According to the author Deirdre Holding, Davis sent a letter to his boss, the American ambassador at Constantinople, on 24 July 1915. It reads in part,
“I do not believe that there has ever been a massacre in the history of the world so general and thorough as that which is now being perpetrated in this region, or that a more fiendish, diabolical scheme has ever been conceived in the mind of man.”[5]
More than 100 years after the genocide, Turkey still denies it, and Turkish history textbooks even blame the genocide on the Armenians themselves.
Turkey’s persistent denial is a known fact but much of the world has also failed to recognize the genocide and sufficiently support the survivors. Today, similar crimes are committed by other criminal governments or organizations such as the Islamic State (ISIS), AL-Qaeda and Boko Haram.
When experts such as Amb. James F. Jeffrey and Soner Cagaptay deny the Armenian genocide and even try to prevent the U.S. government from officially recognizing it, they are not only killing the victims all over again but are also preventing Turks from learning historical truths that they need to learn in order to take the necessary steps to democratize their country.
However, there are also a few very courageous voices in Turkey who are trying to challenge the denial perpetrated by the government and much of the public. Turkey’s Human Rights Association (IHD), for example, declared in a statement last year:
“Genocide denial perpetuates genocide. Denial is the exculpation of the perpetrator and the criminalization of the victim. From course books to special publications, from newspapers to television programs, Armenians have been represented as those who deserve genocide. Since the foundation of the Republic, the Armenians of Turkey have been living to this day in a society that remains hostile to them and in close quarters with the grandchildren of perpetrators who think exactly the way their predecessors did.
“As long as the genocide remains unrecognized, justice will not be established. The curse of the genocide will not leave this land, and Turkey will never see the light of day.
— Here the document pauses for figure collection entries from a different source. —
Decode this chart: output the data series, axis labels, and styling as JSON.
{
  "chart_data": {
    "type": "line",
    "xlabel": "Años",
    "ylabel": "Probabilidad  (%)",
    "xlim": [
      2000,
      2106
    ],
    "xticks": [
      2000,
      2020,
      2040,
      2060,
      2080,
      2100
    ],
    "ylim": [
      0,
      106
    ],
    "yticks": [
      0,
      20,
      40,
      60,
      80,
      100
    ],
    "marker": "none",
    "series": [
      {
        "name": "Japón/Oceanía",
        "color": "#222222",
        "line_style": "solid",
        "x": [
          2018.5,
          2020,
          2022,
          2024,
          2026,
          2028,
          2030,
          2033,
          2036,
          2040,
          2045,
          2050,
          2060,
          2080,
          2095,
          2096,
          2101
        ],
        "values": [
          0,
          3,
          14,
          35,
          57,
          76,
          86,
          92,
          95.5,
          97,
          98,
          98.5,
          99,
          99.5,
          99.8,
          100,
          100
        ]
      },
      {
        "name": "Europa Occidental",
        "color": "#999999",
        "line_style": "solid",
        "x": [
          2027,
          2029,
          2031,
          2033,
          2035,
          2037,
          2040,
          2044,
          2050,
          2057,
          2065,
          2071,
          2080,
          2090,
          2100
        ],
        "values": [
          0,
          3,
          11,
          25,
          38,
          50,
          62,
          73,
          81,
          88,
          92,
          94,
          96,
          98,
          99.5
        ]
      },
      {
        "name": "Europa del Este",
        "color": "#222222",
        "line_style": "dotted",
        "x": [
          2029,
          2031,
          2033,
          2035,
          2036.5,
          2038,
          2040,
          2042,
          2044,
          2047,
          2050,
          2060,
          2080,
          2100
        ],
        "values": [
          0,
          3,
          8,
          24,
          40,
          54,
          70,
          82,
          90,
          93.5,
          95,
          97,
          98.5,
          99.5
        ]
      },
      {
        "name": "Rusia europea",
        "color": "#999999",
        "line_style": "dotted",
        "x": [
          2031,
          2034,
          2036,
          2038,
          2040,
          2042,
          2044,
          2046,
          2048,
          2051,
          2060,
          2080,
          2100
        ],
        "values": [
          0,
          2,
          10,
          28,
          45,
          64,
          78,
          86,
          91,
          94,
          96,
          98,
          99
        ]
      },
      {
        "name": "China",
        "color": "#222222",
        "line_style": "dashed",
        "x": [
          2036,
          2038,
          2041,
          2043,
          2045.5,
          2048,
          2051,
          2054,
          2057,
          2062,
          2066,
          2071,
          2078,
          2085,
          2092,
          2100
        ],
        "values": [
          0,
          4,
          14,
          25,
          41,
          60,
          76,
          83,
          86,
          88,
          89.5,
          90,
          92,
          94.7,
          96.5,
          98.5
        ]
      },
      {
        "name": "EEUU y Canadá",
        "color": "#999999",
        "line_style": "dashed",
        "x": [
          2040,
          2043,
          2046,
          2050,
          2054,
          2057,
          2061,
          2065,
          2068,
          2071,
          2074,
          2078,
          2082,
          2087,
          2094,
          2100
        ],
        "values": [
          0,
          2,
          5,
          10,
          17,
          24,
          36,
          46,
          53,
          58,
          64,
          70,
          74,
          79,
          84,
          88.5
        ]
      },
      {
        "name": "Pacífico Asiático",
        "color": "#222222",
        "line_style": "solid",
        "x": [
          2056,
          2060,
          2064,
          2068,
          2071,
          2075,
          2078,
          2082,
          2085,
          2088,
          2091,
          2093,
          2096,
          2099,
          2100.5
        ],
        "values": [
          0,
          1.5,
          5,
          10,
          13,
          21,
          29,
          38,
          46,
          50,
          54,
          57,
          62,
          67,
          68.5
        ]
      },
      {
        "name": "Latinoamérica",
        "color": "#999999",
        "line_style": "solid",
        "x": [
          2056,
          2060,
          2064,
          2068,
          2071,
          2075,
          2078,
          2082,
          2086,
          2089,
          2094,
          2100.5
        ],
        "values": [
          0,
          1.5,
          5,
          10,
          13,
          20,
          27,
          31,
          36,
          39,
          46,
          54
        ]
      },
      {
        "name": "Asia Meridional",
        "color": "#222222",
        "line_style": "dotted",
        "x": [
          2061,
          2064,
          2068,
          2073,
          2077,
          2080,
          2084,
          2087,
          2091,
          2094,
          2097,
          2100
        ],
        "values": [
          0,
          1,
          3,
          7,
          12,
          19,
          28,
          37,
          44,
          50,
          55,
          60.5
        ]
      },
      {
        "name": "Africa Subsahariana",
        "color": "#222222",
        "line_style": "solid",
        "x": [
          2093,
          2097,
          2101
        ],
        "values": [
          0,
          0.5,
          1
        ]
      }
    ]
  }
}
This is not a prediction, but a statement of fact.”
Uzay Bulut, a journalist born and raised a Muslim in Turkey, is currently based in Washington D.C.
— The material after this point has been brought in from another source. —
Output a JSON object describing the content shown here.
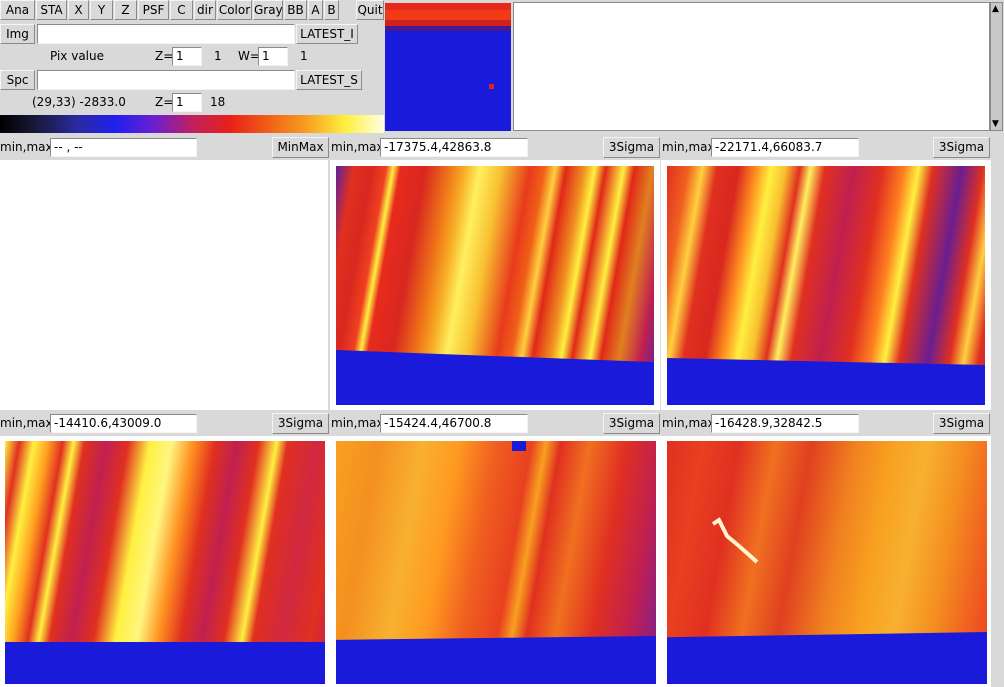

[1] Terrible Fate: Ethnic Cleansing in the Making of Modern Europe, by Benjamin Lieberman. Rowman & Littlefield Publishers, 2013.
[2] The Armenian Genocide: Cultural and Ethical Legacies, by Richard G. Hovannisian, Transaction Publishers, 2007.
[3] Eastern Turkey: An Architectural & Archaeological Survey, Volume III: 3 Kindle Edition, by T.A. Sinclair. Pindar Press, 2014.
[4] “Children as victims of genocide: the Armenian case”, by Vahakn N. Dadrian. Paper presented at the international Association of Genocide Scholars, Galway, Ireland, June 6-10, 2003.
[5] Armenia: with Nagorno Karabagh, by Deirdre Holding. Bradt Travel Guides, 2014.